Aan de orde is de vraag of betrokkene met het indienen van een aanvraag om een verblijfsvergunning regulier met als doel “voortgezet verblijf” tevens een aanvraag om “voortgezette toelating” als bedoeld in artikel 1, eerste lid, aanhef en onder a, van het Besluit gelijkstelling heeft gedaan.

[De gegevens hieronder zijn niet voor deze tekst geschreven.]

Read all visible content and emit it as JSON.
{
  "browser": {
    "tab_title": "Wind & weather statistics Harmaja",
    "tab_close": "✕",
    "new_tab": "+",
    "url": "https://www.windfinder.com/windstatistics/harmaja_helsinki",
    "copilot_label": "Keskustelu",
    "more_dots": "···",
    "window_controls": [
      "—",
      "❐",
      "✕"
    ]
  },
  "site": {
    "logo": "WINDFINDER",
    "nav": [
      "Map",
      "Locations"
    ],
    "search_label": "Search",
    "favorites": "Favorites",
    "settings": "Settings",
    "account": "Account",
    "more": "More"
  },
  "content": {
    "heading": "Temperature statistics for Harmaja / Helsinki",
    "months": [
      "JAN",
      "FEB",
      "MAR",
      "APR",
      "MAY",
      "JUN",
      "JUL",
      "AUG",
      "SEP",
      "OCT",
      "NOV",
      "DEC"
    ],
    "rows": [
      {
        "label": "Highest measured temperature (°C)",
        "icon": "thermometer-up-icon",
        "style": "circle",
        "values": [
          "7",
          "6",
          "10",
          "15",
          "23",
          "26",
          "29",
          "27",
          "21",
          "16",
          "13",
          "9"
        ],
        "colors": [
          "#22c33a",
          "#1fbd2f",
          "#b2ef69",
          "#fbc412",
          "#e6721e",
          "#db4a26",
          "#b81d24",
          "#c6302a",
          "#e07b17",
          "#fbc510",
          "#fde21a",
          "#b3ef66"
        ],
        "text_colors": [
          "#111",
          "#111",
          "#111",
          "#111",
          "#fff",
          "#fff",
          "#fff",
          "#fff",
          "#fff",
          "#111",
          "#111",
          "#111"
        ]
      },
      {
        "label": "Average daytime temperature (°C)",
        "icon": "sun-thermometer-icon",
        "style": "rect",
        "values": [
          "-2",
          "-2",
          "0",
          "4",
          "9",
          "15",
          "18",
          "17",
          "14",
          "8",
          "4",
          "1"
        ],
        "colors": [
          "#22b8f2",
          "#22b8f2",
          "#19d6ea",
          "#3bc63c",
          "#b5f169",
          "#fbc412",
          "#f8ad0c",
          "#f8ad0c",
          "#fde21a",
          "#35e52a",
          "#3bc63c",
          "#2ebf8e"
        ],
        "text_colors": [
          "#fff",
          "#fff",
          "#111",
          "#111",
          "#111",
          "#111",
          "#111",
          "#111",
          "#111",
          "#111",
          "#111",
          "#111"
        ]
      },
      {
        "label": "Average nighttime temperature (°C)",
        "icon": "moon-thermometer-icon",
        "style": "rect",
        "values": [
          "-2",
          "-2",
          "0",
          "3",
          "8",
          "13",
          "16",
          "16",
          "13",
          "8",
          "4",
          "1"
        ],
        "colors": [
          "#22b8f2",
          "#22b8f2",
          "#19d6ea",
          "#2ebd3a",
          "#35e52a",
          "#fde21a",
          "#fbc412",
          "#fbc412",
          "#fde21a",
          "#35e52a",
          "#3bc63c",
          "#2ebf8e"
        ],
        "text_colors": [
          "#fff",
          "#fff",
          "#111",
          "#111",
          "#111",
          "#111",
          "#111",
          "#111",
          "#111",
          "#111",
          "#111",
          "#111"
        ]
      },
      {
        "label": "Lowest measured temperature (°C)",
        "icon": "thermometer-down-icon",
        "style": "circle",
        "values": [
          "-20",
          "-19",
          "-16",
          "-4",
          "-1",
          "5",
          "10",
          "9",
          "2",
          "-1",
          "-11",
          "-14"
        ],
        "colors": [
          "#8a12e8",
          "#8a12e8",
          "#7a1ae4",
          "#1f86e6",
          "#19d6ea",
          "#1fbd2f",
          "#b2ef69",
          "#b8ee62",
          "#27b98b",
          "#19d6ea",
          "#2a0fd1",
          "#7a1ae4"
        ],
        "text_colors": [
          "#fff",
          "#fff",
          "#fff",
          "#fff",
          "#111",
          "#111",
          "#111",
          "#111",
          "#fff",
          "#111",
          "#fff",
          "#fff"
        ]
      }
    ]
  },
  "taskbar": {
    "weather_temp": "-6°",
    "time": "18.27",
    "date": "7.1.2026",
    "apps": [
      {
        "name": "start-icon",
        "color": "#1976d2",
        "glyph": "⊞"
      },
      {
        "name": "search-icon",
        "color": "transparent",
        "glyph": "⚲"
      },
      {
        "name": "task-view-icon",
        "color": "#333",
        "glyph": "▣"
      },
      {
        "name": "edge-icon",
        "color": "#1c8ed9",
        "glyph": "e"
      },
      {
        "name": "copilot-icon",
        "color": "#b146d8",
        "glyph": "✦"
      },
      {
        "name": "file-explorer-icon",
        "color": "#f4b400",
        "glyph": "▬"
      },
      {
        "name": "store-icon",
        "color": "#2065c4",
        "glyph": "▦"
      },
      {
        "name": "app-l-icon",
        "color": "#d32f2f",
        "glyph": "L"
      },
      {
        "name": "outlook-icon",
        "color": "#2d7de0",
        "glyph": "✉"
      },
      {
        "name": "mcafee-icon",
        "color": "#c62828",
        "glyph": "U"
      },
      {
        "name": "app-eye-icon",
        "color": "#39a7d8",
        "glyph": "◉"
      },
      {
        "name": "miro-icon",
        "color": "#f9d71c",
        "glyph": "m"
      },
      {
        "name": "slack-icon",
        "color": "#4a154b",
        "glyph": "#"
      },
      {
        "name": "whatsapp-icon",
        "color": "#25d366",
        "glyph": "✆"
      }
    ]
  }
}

Artikel 11, derde lid, van de WWB en artikel 1 van het Besluit gelijkstelling, en de gelijkluidende bepalingen die onder de vigeur van de Abw golden, zijn bij de invoering van de zogenoemde Koppelingswet tot stand gekomen. Daarbij is aangesloten bij artikel 1b van de Vreemdelingenwet 1994. In dat artikel, aanhef en onder 3, was bepaald dat vreemdelingen in Nederland rechtmatig verblijf genieten in afwachting van de beslissing op een aanvraag om toelating, voortgezette toelating daaronder begrepen, terwijl ingevolge deze wet dan wel op grond van een beschikking ingevolge deze wet of op grond van een rechterlijke beslissing uitzetting van de aanvrager achterwege dient te blijven totdat op de aanvraag is besloten. In de memorie van toelichting bij de Koppelingswet is het begrip “voortgezette toelating” als volgt omschreven (Kamerstukken II 1994/1995, 24 233, nr. 3, p. 27): “Voortgezette toelating wil in dit verband zeggen dat de aanvragers dezelfde grond aanvoeren die reeds eerder de Minister van Justitie bewoog tot de instemming met het bestendig verblijf van de vreemdeling hier te lande. In deze betekenis is steeds in het voorliggend wetsvoorstel de term «voortgezette toelating» gebezigd.” In de Vw 2000 is het begrip “voortgezette toelating” niet meer gebruikt.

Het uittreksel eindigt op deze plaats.